The primary goal of nursing care in patients with diabetes and peripheral vascular disease is to help reduce the risk of foot and leg amputations. Therefore, protect the patient’s legs and feet from even minor traumas, which can lead to infection, ulcers, and ultimately loss of function.
Thoroughly assess your patient’s legs and feet for signs of impaired skin integrity, such as pressure areas or skin tears. If your patient has peripheral or autonomic neuropathy, she may have decreased sensations of touch, pain, or temperature, so examine her legs and feet routinely for signs of breakdown. Check her pedal pulses, foot temperature, capillary refill, and skin color. Also, assess her for changes in feeling, such as numbness or tingling.
Provide your patient with meticulous foot care. To prevent pressure on her legs and feet, make sure she changes position every 2 hours and performs range-of-motion exercises, if possible. Wash her feet with warm water and mild soap, and dry them well, particularly between the toes. Inspect her feet and apply moisturizing cream every day but not between her toes. Use protective padding, foot cradles, or an alternating-pressure mattress to reduce the risk of pressure injuries. To prevent constriction and impaired circulation, don’t use elastic antiembolism stockings.
Although your patient’s activity may be restricted, make sure she wears appropriate footwear, even for short distances. Shoes or slippers that don’t fit properly can cause further injury and lengthen her hospital stay.
Monitor your patient for signs and symptoms of wound infection, including redness, swelling, or foul-smelling, purulent drainage. Obtain a culture of any open or draining lesion, and begin antibiotic therapy as prescribed. If your patient is taking antibiotics, make sure she drinks at least eight 8-ounce glasses of fluid every day, and assess her renal function daily. Dress an infected wound with a wet-to-dry dressing and change it several times a day to achieve mechanical debridement. (Remember that the dressing helps lift off dead surface skin, which promotes new tissue growth.) If the wound isn’t infected, dress it with an occlusive dressing that retains moisture and enhances cell migration and healing.
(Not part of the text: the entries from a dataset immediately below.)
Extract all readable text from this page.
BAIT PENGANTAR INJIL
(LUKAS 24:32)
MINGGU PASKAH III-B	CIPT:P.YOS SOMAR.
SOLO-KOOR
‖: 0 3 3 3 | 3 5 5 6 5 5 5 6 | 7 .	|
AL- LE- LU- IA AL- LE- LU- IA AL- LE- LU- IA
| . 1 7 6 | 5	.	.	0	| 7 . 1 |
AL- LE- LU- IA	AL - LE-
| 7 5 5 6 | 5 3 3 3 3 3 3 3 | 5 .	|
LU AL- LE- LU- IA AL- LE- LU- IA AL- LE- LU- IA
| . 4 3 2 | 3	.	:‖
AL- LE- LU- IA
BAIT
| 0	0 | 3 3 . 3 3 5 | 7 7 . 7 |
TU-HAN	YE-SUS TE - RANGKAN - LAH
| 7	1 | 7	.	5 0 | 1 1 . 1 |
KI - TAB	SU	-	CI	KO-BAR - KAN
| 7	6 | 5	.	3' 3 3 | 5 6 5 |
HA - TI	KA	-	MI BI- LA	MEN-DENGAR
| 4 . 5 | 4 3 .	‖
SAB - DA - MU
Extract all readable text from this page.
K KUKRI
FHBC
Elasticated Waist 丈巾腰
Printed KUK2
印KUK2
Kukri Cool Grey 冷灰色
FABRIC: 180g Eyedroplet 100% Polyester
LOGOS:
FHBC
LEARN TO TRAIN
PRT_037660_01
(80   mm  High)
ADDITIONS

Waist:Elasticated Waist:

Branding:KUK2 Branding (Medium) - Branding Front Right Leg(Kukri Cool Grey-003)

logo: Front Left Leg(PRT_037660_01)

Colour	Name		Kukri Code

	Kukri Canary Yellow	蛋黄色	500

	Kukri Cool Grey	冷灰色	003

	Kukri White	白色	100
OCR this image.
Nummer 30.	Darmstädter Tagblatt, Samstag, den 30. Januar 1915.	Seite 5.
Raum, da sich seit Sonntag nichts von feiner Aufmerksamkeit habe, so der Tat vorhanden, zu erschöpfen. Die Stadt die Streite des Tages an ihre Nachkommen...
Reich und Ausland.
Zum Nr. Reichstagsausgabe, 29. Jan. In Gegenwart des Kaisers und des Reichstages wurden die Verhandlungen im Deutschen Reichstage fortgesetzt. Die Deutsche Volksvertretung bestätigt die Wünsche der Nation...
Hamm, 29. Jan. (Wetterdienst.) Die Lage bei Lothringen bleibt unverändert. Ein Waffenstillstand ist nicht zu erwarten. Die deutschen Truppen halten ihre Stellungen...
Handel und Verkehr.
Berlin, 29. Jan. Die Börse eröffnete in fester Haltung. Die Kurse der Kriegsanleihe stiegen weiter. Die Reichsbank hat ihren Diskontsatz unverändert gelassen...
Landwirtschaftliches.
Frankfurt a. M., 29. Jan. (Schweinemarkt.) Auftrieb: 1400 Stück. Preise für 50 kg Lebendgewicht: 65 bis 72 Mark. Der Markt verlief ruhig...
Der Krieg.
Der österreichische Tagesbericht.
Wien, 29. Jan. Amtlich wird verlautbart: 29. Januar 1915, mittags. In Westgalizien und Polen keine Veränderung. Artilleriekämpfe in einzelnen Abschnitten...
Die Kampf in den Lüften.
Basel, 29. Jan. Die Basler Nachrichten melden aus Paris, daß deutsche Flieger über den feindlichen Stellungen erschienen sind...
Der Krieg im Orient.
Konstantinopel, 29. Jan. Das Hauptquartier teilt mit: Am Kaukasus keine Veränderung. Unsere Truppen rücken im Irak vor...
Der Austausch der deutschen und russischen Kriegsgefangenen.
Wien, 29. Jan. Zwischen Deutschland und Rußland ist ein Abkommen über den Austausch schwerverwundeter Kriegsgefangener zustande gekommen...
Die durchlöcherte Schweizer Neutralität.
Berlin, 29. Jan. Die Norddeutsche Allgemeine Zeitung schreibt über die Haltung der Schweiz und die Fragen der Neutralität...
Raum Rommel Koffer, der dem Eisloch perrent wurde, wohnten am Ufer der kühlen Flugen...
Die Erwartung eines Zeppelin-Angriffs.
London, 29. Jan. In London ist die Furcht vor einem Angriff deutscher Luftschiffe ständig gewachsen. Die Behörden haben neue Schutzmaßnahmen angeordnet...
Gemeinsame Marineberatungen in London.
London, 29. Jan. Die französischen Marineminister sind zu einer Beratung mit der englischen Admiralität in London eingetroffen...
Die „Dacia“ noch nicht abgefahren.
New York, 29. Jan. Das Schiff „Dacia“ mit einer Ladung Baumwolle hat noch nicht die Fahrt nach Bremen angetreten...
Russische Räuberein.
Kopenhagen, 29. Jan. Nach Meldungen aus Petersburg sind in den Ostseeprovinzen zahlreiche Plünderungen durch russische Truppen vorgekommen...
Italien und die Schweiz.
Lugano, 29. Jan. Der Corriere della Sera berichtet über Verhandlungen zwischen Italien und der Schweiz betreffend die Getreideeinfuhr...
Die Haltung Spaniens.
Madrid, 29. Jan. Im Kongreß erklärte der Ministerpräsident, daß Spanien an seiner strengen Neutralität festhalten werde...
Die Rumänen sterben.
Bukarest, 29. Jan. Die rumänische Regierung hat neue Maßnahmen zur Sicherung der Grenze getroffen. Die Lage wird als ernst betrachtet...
If your patient is taking pentoxifylline, check for headaches, dizziness, nausea, or vomiting. Monitor her WBC count for signs of neutropenia. If she’s taking ticlopidine, closely monitor her complete blood cell count and WBC differential for adverse effects, such as neutropenia. Also, evaluate her liver function tests for elevated alanine aminotransferase and aspartate aminotransferase levels, which indicate liver dysfunction.
If your patient has a bypass graft, your primary goal after surgery is to promote and maintain circulation through the new grafts. So monitor the neurovascular status of her feet and legs. Immediately report signs or symptoms of graft occlusion, such as severe pain, loss of pulses, cold hands or feet, or new complaints of numbness or tingling.
Position your patient so that her knees aren’t flexed, which might impair her circulation and compromise the patency of the graft. Also, make sure she doesn’t sit in one position for a long period. Elevate the affected leg to reduce edema. Instruct her not to cross her legs and to avoid keeping the affected leg in a dependent position for a prolonged period.